I was originally intending to run this list all the way back to the start of the conference season, but I've decided to move the cut-off point forward to the start of the month - I reckon you get the idea.
None of these stories are about dubious reports, estimates, or projections. They are green investments, decisions, and projects that are happening now, demonstrating that a more sustainable way of doing business is both possible and desirable.

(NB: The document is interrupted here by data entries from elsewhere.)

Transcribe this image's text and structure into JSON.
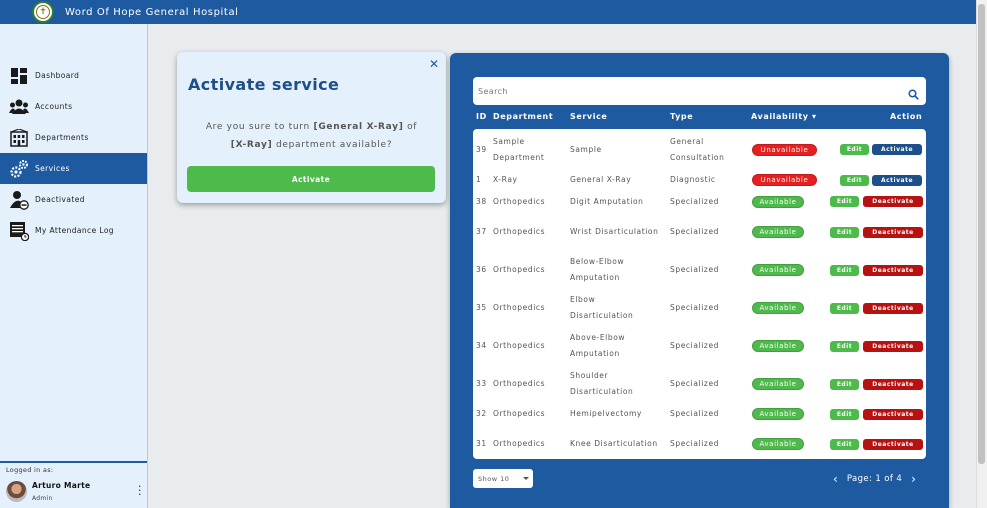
{
  "app": {
    "title": "Word Of Hope General Hospital"
  },
  "sidebar": {
    "items": [
      {
        "label": "Dashboard",
        "icon": "dashboard-icon"
      },
      {
        "label": "Accounts",
        "icon": "users-icon"
      },
      {
        "label": "Departments",
        "icon": "building-icon"
      },
      {
        "label": "Services",
        "icon": "gears-icon",
        "active": true
      },
      {
        "label": "Deactivated",
        "icon": "user-minus-icon"
      },
      {
        "label": "My Attendance Log",
        "icon": "log-icon"
      }
    ],
    "footer": {
      "logged_as": "Logged in as:",
      "name": "Arturo Marte",
      "role": "Admin"
    }
  },
  "modal": {
    "title": "Activate service",
    "msg_prefix": "Are you sure to turn ",
    "service": "[General X-Ray]",
    "msg_of": " of",
    "department": "[X-Ray]",
    "msg_suffix": " department available?",
    "button": "Activate"
  },
  "search": {
    "placeholder": "Search"
  },
  "table": {
    "headers": {
      "id": "ID",
      "department": "Department",
      "service": "Service",
      "type": "Type",
      "availability": "Availability",
      "sort_indicator": "▾",
      "action": "Action"
    },
    "rows": [
      {
        "id": "39",
        "department": "Sample Department",
        "service": "Sample",
        "type": "General Consultation",
        "availability": "Unavailable",
        "edit": "Edit",
        "action": "Activate"
      },
      {
        "id": "1",
        "department": "X-Ray",
        "service": "General X-Ray",
        "type": "Diagnostic",
        "availability": "Unavailable",
        "edit": "Edit",
        "action": "Activate"
      },
      {
        "id": "38",
        "department": "Orthopedics",
        "service": "Digit Amputation",
        "type": "Specialized",
        "availability": "Available",
        "edit": "Edit",
        "action": "Deactivate"
      },
      {
        "id": "37",
        "department": "Orthopedics",
        "service": "Wrist Disarticulation",
        "type": "Specialized",
        "availability": "Available",
        "edit": "Edit",
        "action": "Deactivate"
      },
      {
        "id": "36",
        "department": "Orthopedics",
        "service": "Below-Elbow Amputation",
        "type": "Specialized",
        "availability": "Available",
        "edit": "Edit",
        "action": "Deactivate"
      },
      {
        "id": "35",
        "department": "Orthopedics",
        "service": "Elbow Disarticulation",
        "type": "Specialized",
        "availability": "Available",
        "edit": "Edit",
        "action": "Deactivate"
      },
      {
        "id": "34",
        "department": "Orthopedics",
        "service": "Above-Elbow Amputation",
        "type": "Specialized",
        "availability": "Available",
        "edit": "Edit",
        "action": "Deactivate"
      },
      {
        "id": "33",
        "department": "Orthopedics",
        "service": "Shoulder Disarticulation",
        "type": "Specialized",
        "availability": "Available",
        "edit": "Edit",
        "action": "Deactivate"
      },
      {
        "id": "32",
        "department": "Orthopedics",
        "service": "Hemipelvectomy",
        "type": "Specialized",
        "availability": "Available",
        "edit": "Edit",
        "action": "Deactivate"
      },
      {
        "id": "31",
        "department": "Orthopedics",
        "service": "Knee Disarticulation",
        "type": "Specialized",
        "availability": "Available",
        "edit": "Edit",
        "action": "Deactivate"
      }
    ]
  },
  "pagination": {
    "show": "Show 10",
    "page_label": "Page: 1 of 4"
  },
  "colors": {
    "primary": "#1e5aa0",
    "available": "#4fba4c",
    "unavailable": "#e52020",
    "deactivate": "#b71111",
    "activate": "#1d4f8a"
  }
}
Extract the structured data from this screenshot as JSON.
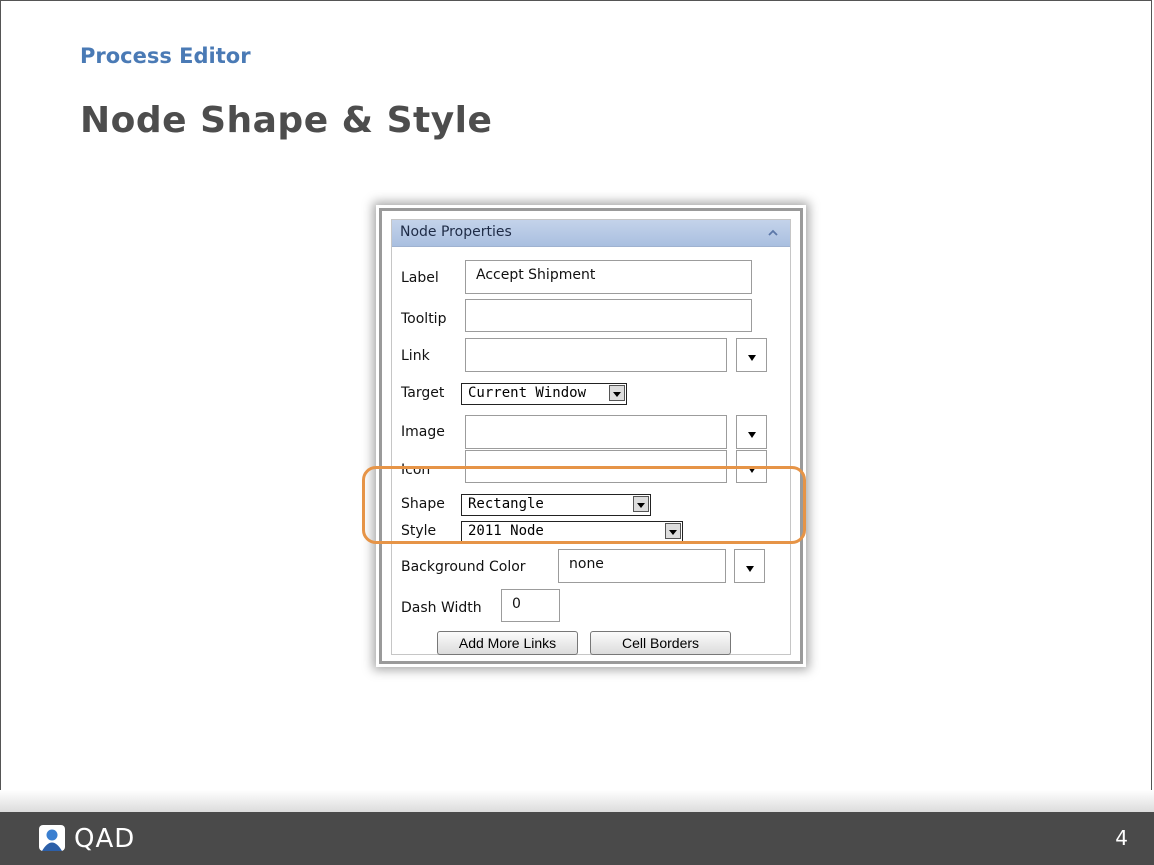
{
  "slide": {
    "section_title": "Process Editor",
    "heading": "Node Shape & Style",
    "page_number": "4"
  },
  "footer": {
    "logo_text": "QAD",
    "background_color": "#4a4a4a"
  },
  "panel": {
    "title": "Node Properties",
    "header_color": "#b8c9e6",
    "fields": {
      "label": {
        "label": "Label",
        "value": "Accept Shipment"
      },
      "tooltip": {
        "label": "Tooltip",
        "value": ""
      },
      "link": {
        "label": "Link",
        "value": ""
      },
      "target": {
        "label": "Target",
        "value": "Current Window"
      },
      "image": {
        "label": "Image",
        "value": ""
      },
      "icon": {
        "label": "Icon",
        "value": ""
      },
      "shape": {
        "label": "Shape",
        "value": "Rectangle"
      },
      "style": {
        "label": "Style",
        "value": "2011 Node"
      },
      "background_color": {
        "label": "Background Color",
        "value": "none"
      },
      "dash_width": {
        "label": "Dash Width",
        "value": "0"
      }
    },
    "buttons": {
      "add_more_links": "Add More Links",
      "cell_borders": "Cell Borders"
    },
    "highlight_color": "#e69447"
  }
}
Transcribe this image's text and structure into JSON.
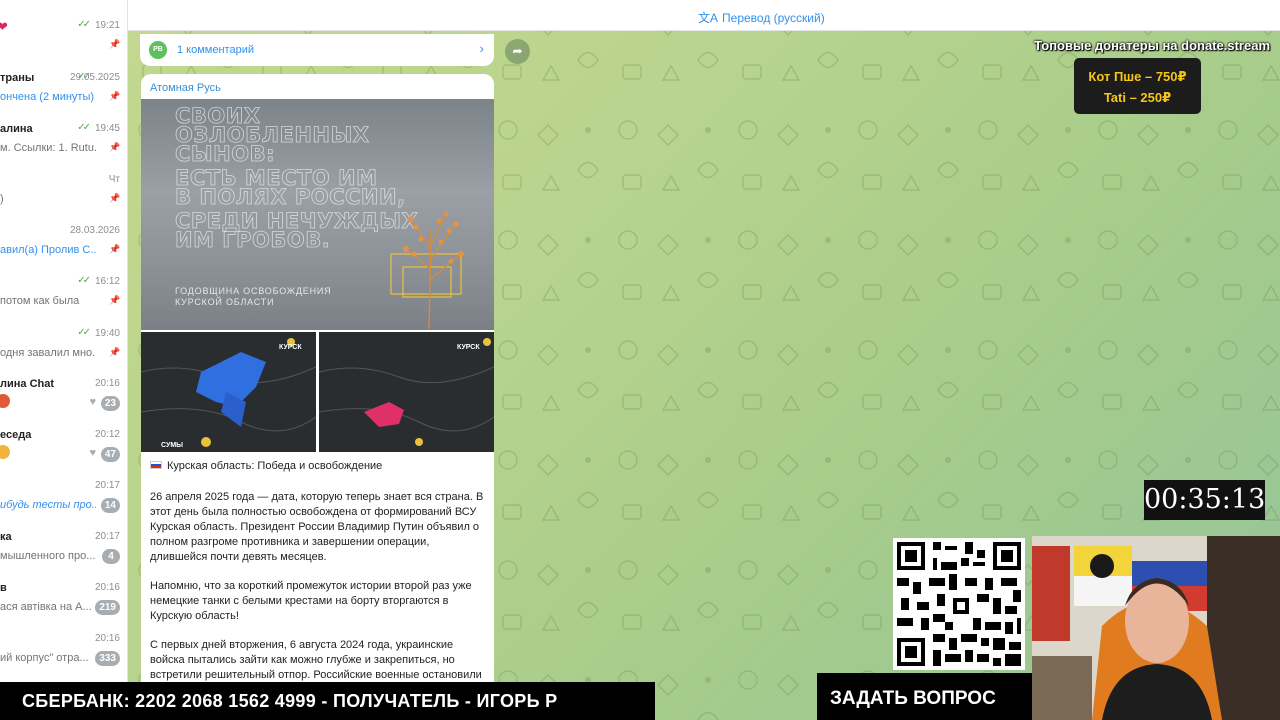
{
  "chat_list": [
    {
      "name": "",
      "time": "19:21",
      "preview": "",
      "read": true,
      "pinned": true,
      "heart_emoji": true
    },
    {
      "name": "траны",
      "time": "29.05.2025",
      "preview": "ончена (2 минуты)",
      "preview_style": "blue",
      "read": true,
      "pinned": true
    },
    {
      "name": "алина",
      "time": "19:45",
      "preview": "м.  Ссылки: 1. Rutu...",
      "read": true,
      "pinned": true
    },
    {
      "name": "",
      "time": "Чт",
      "preview": ")",
      "pinned": true
    },
    {
      "name": "",
      "time": "28.03.2026",
      "preview": "авил(а) Пролив С...",
      "preview_style": "blue",
      "pinned": true
    },
    {
      "name": "",
      "time": "16:12",
      "preview": "потом как была",
      "read": true,
      "pinned": true
    },
    {
      "name": "",
      "time": "19:40",
      "preview": "одня завалил мно...",
      "read": true,
      "pinned": true
    },
    {
      "name": "лина Chat",
      "time": "20:16",
      "preview": "",
      "badge": "23",
      "heart": true,
      "emoji": "red"
    },
    {
      "name": "еседа",
      "time": "20:12",
      "preview": "",
      "badge": "47",
      "heart": true,
      "emoji": "yellow"
    },
    {
      "name": "",
      "time": "20:17",
      "preview": "ибудь тесты про...",
      "preview_style": "blue-italic",
      "badge": "14"
    },
    {
      "name": "ка",
      "time": "20:17",
      "preview": "мышленного про...",
      "badge": "4"
    },
    {
      "name": "в",
      "time": "20:16",
      "preview": "ася автівка на А...",
      "badge": "219"
    },
    {
      "name": "",
      "time": "20:16",
      "preview": "ий корпус\" отра...",
      "badge": "333"
    }
  ],
  "topbar": {
    "translate_label": "Перевод (русский)"
  },
  "comment_bar": {
    "avatar_initials": "РВ",
    "label": "1 комментарий"
  },
  "post": {
    "channel": "Атомная Русь",
    "image_headline": [
      "СВОИХ",
      "ОЗЛОБЛЕННЫХ",
      "СЫНОВ:",
      "ЕСТЬ МЕСТО ИМ",
      "В ПОЛЯХ РОССИИ,",
      "СРЕДИ НЕЧУЖДЫХ",
      "ИМ ГРОБОВ."
    ],
    "image_caption": [
      "ГОДОВЩИНА ОСВОБОЖДЕНИЯ",
      "КУРСКОЙ ОБЛАСТИ"
    ],
    "map_labels": {
      "city_top": "КУРСК",
      "city_bottom": "СУМЫ"
    },
    "title": "Курская область: Победа и освобождение",
    "paragraphs": [
      "26 апреля 2025 года — дата, которую теперь знает вся страна. В этот день была полностью освобождена от формирований ВСУ Курская область. Президент России Владимир Путин объявил о полном разгроме противника и завершении операции, длившейся почти девять месяцев.",
      "Напомню, что за короткий промежуток истории второй раз уже немецкие танки с белыми крестами на борту вторгаются в Курскую область!",
      "С первых дней вторжения, 6 августа 2024 года, украинские войска пытались зайти как можно глубже и закрепиться, но встретили решительный отпор. Российские военные остановили"
    ]
  },
  "overlays": {
    "donors_title": "Топовые донатеры на donate.stream",
    "donors": [
      "Кот Пше – 750₽",
      "Tati – 250₽"
    ],
    "timer": "00:35:13",
    "bank_banner": "СБЕРБАНК: 2202 2068 1562 4999 - ПОЛУЧАТЕЛЬ - ИГОРЬ Р",
    "ask_banner": "ЗАДАТЬ ВОПРОС"
  },
  "colors": {
    "accent": "#3390ec",
    "read_check": "#4fae4e",
    "donor_gold": "#f5c518",
    "chat_bg": "#b8d48e"
  }
}
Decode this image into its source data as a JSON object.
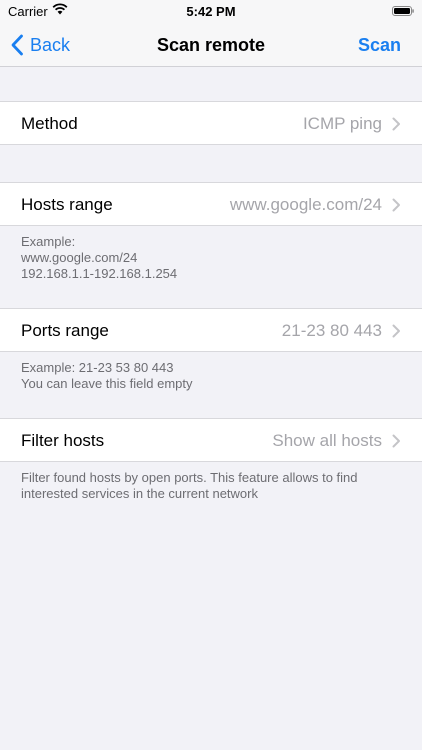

Moreover, the vast majority require little or no government intervention, and they are all becoming increasingly attractive to corporates and investors as clean technologies and business models mature.
The policy landscape remains critically important for accelerating the development of these projects and millions more like them. But as the green economy prepares itself yet again for an almighty row over both the Energy Bill and the general direction of the government's low carbon strategy, don't let anyone tell you green isn't working.
As those protestors who descended on the Treasury made plain this week, green is working, it's here to stay, and its success is inevitable. And that should be enough to cheer everyone up.